Hooked

My earliest memory was of being caught at the end of a fishing line. I was standing behind my brother on a fishing pier at the Virginia coast when he cast his line behind him, not realizing I was standing there. I was three years old then, and our family had begun what would become our summertime ritual of traveling east for fishing, crabbing and soaking in the beach sun. For my brother, the redhead of the family, this usually meant getting burned to a lobster red. Despite the sunscreen, hats and white, long-sleeved shirts, the ultraviolet waves reflected brightly around, infiltrating on the breeze.

***

When the hook pierced my lip, I left my body.—Or so it seemed. I saw myself from several yards back as my brother cast the line behind him and snagged me. It all looked hazy as in a dream.

The next thing I remember, I was strapped to a table as a doctor looked down at me to cut the hook free.

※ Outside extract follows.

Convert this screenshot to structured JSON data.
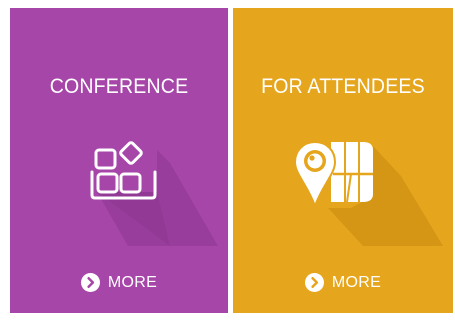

No doubt there had been crying, but at that moment I was calm. Apparently, it’s helpful sometimes to strap a kid down for their own good. So they don’t wriggle around too much while you try to free them of fish bait. The worm was still on the hook, with the line wrapped around my head. My parents had been too afraid to touch the mess or try guessing where my bloody lip ended and the worm began.

All in all, though, it really wasn’t that bad. It initially looked worse than it really was. I kept my lip intact just fine, and now you can only see the scar if you know what you’re looking for. Even so, it just looks like a faint white bump on the top edge of my lip.

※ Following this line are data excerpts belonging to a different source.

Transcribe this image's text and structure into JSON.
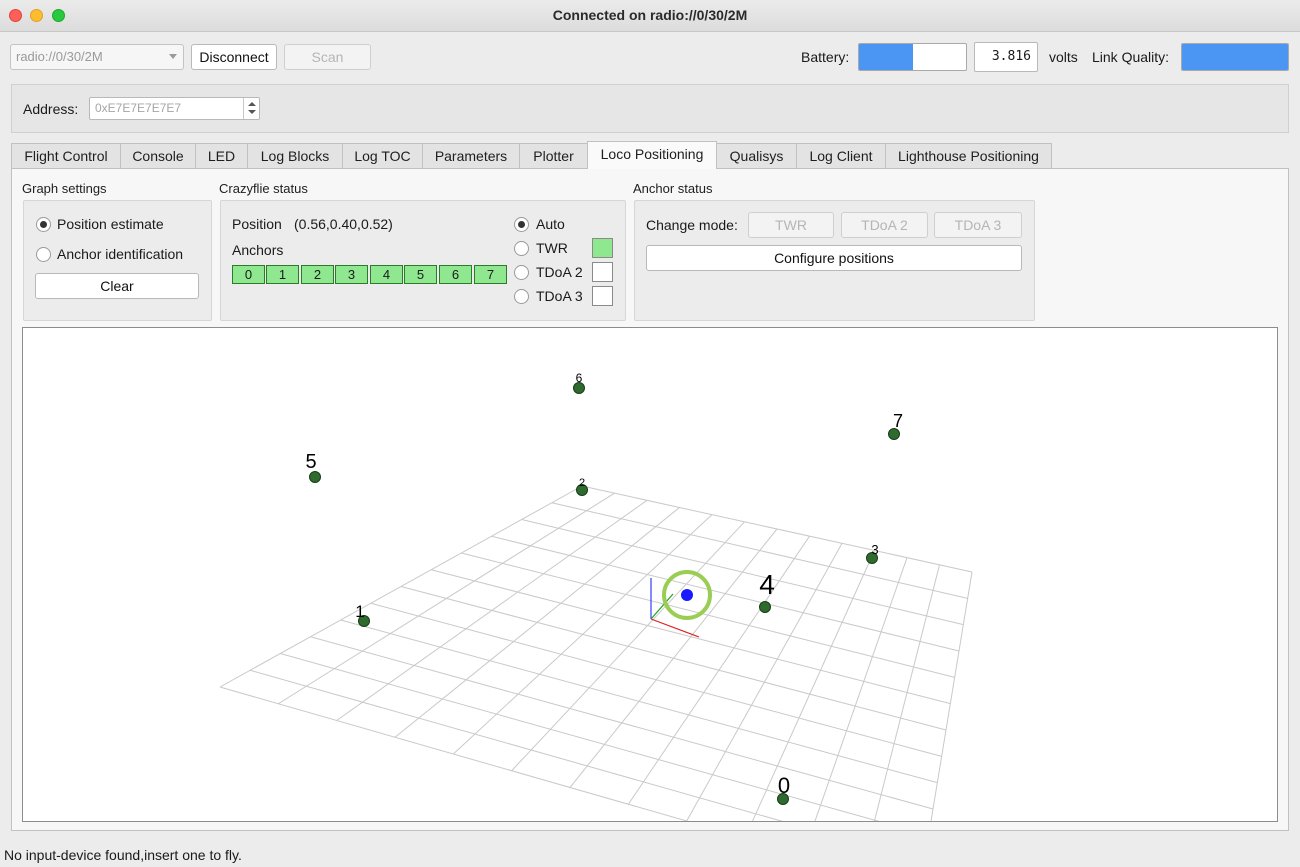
{
  "window": {
    "title": "Connected on radio://0/30/2M"
  },
  "toolbar": {
    "uri_value": "radio://0/30/2M",
    "disconnect_label": "Disconnect",
    "scan_label": "Scan",
    "battery_label": "Battery:",
    "battery_level": 0.5,
    "battery_voltage": "3.816",
    "volts_label": "volts",
    "link_quality_label": "Link Quality:",
    "link_quality_level": 1.0,
    "bar_color": "#4b95f3"
  },
  "address": {
    "label": "Address:",
    "value": "0xE7E7E7E7E7"
  },
  "tabs": [
    {
      "label": "Flight Control",
      "active": false
    },
    {
      "label": "Console",
      "active": false
    },
    {
      "label": "LED",
      "active": false
    },
    {
      "label": "Log Blocks",
      "active": false
    },
    {
      "label": "Log TOC",
      "active": false
    },
    {
      "label": "Parameters",
      "active": false
    },
    {
      "label": "Plotter",
      "active": false
    },
    {
      "label": "Loco Positioning",
      "active": true
    },
    {
      "label": "Qualisys",
      "active": false
    },
    {
      "label": "Log Client",
      "active": false
    },
    {
      "label": "Lighthouse Positioning",
      "active": false
    }
  ],
  "graph_settings": {
    "title": "Graph settings",
    "options": [
      "Position estimate",
      "Anchor identification"
    ],
    "selected": "Position estimate",
    "clear_label": "Clear"
  },
  "crazyflie_status": {
    "title": "Crazyflie status",
    "position_label": "Position",
    "position_value": "(0.56,0.40,0.52)",
    "anchors_label": "Anchors",
    "anchors": [
      "0",
      "1",
      "2",
      "3",
      "4",
      "5",
      "6",
      "7"
    ],
    "anchor_ok_color": "#8fe88f",
    "modes": [
      "Auto",
      "TWR",
      "TDoA 2",
      "TDoA 3"
    ],
    "selected_mode": "Auto",
    "active_indicator": "TWR"
  },
  "anchor_status": {
    "title": "Anchor status",
    "change_mode_label": "Change mode:",
    "mode_buttons": [
      "TWR",
      "TDoA 2",
      "TDoA 3"
    ],
    "configure_label": "Configure positions"
  },
  "scene": {
    "anchor_labels": [
      "0",
      "1",
      "2",
      "3",
      "4",
      "5",
      "6",
      "7"
    ],
    "anchor_color": "#2f6b2f",
    "crazyflie_color": "#1a1aff",
    "highlight_ring_color": "#9acd54"
  },
  "statusbar": {
    "message": "No input-device found,insert one to fly."
  }
}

Meanwhile, no one blamed my brother. He was just a kid, too, after all, and it was an accident. For me, it would become a weirdly cool story to tell my friends later in life.

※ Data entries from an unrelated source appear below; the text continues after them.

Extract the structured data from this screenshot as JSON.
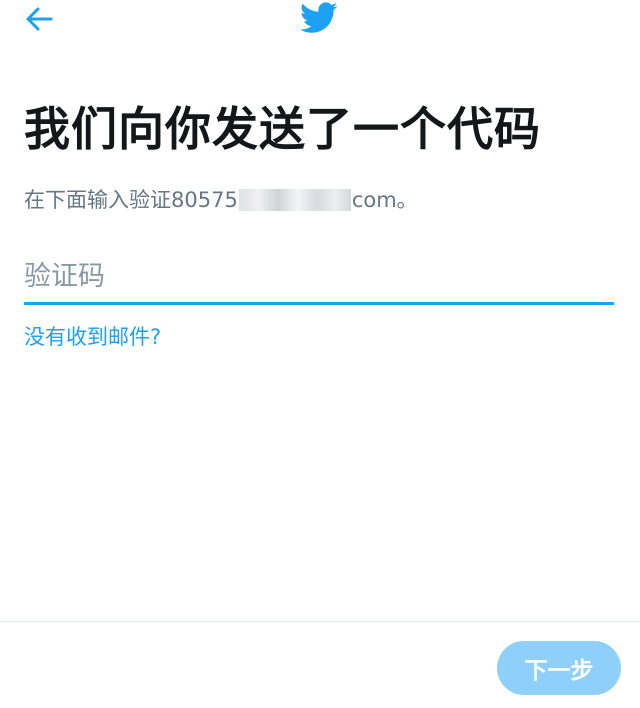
{
  "header": {
    "back_icon": "arrow-left-icon",
    "logo_icon": "twitter-bird-icon",
    "accent_color": "#1da1f2"
  },
  "main": {
    "title": "我们向你发送了一个代码",
    "subtitle_prefix": "在下面输入验证80575",
    "subtitle_suffix": "com。",
    "code_input": {
      "placeholder": "验证码",
      "value": ""
    },
    "resend_link": "没有收到邮件?"
  },
  "footer": {
    "next_button": "下一步",
    "next_button_color": "#8ed0f9"
  }
}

In more recent years, I’ve wondered if I actually even remembered this event on my own, or if the memory was implanted in my young, susceptible mind by the accounts of family members.

Whether being hooked that day on the fishing pier is a memory in the truest sense or not, I’ve still come to think of it as the event that brought me forth from the unconscious slumber of childhood. Like a fish, I was hooked, and pulled into this existence. Welcomed to life and all the salt tears and blood that go with it.